Make a lib (from C-Code) and get Esgrid!

Marco2007 · Post by **Marco2007** » Tue Dec 09, 2008 7:32 pm

Hello to everyone,

need some help from C-User. I`m very busy at work now, so I can`t try it by myself. ...and I`m a little too bad

.

I need a lib and dll for extracting text from pdf.
Procedure (pdf.s, outputtxt.s) or something like that.

Here`s the code: http://www.codeproject.com/KB/cpp/ExtractPDFText.aspx

First one, who will do that for me, will get Esgrid (I will buy a new licence for him -> Srod will send him/her the key).

thanx
Marco

Here`s the Source: http://www.free-space.at/elke/ExtractPDFText_src.zip

SFSxOI · Post by **SFSxOI** » Tue Dec 09, 2008 8:10 pm

http://www.rentacoder.com/RentACoder/Do ... fault.aspx

Just kidding

Anyway, I was just looking at doing something like this...maybe, if i could do it quickly enough. I have about around 3000 .pdf documents that need the text extracted and archived. I think what the boss wants to end up doing is have Adobe do it in some way. If you come up with something please let the rest of us know.

You know why they call it Adobe Acrobat? Because you have to be an acrobat to use it. Ughhhh...I hate .pdf to begin with.

Marco2007 · Post by **Marco2007** » Tue Dec 09, 2008 8:15 pm

The exe, which is on that site works really good.
If someone could do a lib (of course it must work) -> it should be for everyone.

srod · Post by **srod** » Tue Dec 09, 2008 8:59 pm

I'd do it, but I already own a copy of EsGRID!

Marco2007 · Post by **Marco2007** » Tue Dec 09, 2008 9:06 pm

@Srod: I would like if you`d do it! Whatcha want?

srod · Post by **srod** » Tue Dec 09, 2008 10:04 pm

Sorry mate - haven't the time right now.

From what I know about the pdf format though I really don't think it would be difficult to code such a routine from scratch. Something I'd be interested in looking at when I get time.

Marco2007 · Post by **Marco2007** » Tue Dec 09, 2008 10:08 pm

Anyone else?

Marco2007 · Post by **Marco2007** » Tue Dec 09, 2008 10:23 pm

Ok! I got a solution, because the code from Codeproject doesn`t work perfectly like I want with my pdfs.

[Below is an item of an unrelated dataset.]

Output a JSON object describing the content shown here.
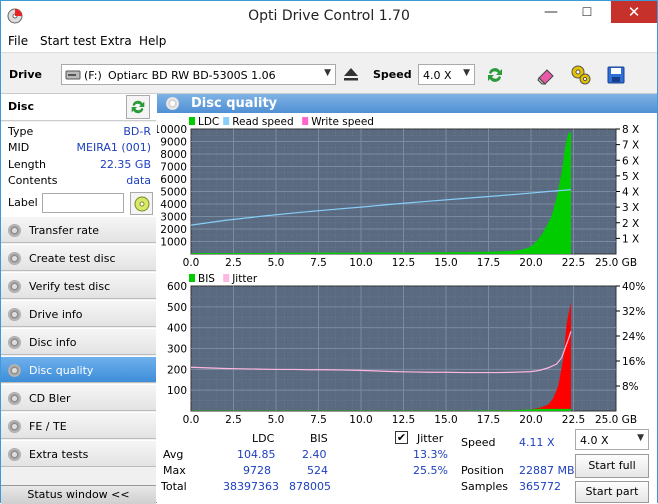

My solution: RunProgram the pdf -> Stringmark all -> Copy and paste it then into a textfile -> not the best solution, but it works.

milan1612 · Post by **milan1612** » Tue Dec 09, 2008 10:37 pm

http://rapidshare.com/files/171884768/pdftext.zip.html

There you are, I tested it briefly and didn't find any bugs. Let me now if you find one.
As I already have an EsGrid license I want you to donate the money to Srod,
he truly deserves it!

Xombie · Post by **Xombie** » Tue Dec 09, 2008 10:53 pm

Caught this thread by a happy accident. @milan1612 - I tested your code on two different PDF files and it only wrote a 0 byte text file. Do you have a small PDF file that worked on your system for me to test on mine?

milan1612 · Post by **milan1612** » Tue Dec 09, 2008 10:57 pm

Here is the Call of Duty 4 manual:
http://rapidshare.com/files/171890493/manual.pdf.html
Works quite well here...

srod · Post by **srod** » Tue Dec 09, 2008 11:09 pm

milan1612 wrote:http://rapidshare.com/files/171884768/pdftext.zip.html

There you are, I tested it briefly and didn't find any bugs. Let me now if you find one.
As I already have an EsGrid license I want you to donate the money to Srod,
he truly deserves it!

Marco, please - if I can, whilst it's a very kind offer and much appreciated, would you mind donating to Purebasic instead; I think that Fred and co are more deserving than I.

Xombie · Post by **Xombie** » Tue Dec 09, 2008 11:10 pm

Can you try the file here: http://www.esri.com/library/whitepapers ... pefile.pdf

I've only found one PDF file on my system that works out of 10 so far.

srod · Post by **srod** » Tue Dec 09, 2008 11:14 pm

Yes that particular pdf file must be using one of the alternative compression schemes for object streams than that supported by this c library.

Xombie · Post by **Xombie** » Tue Dec 09, 2008 11:15 pm

Or some protection in place?

milan1612 - will you release your converted source code?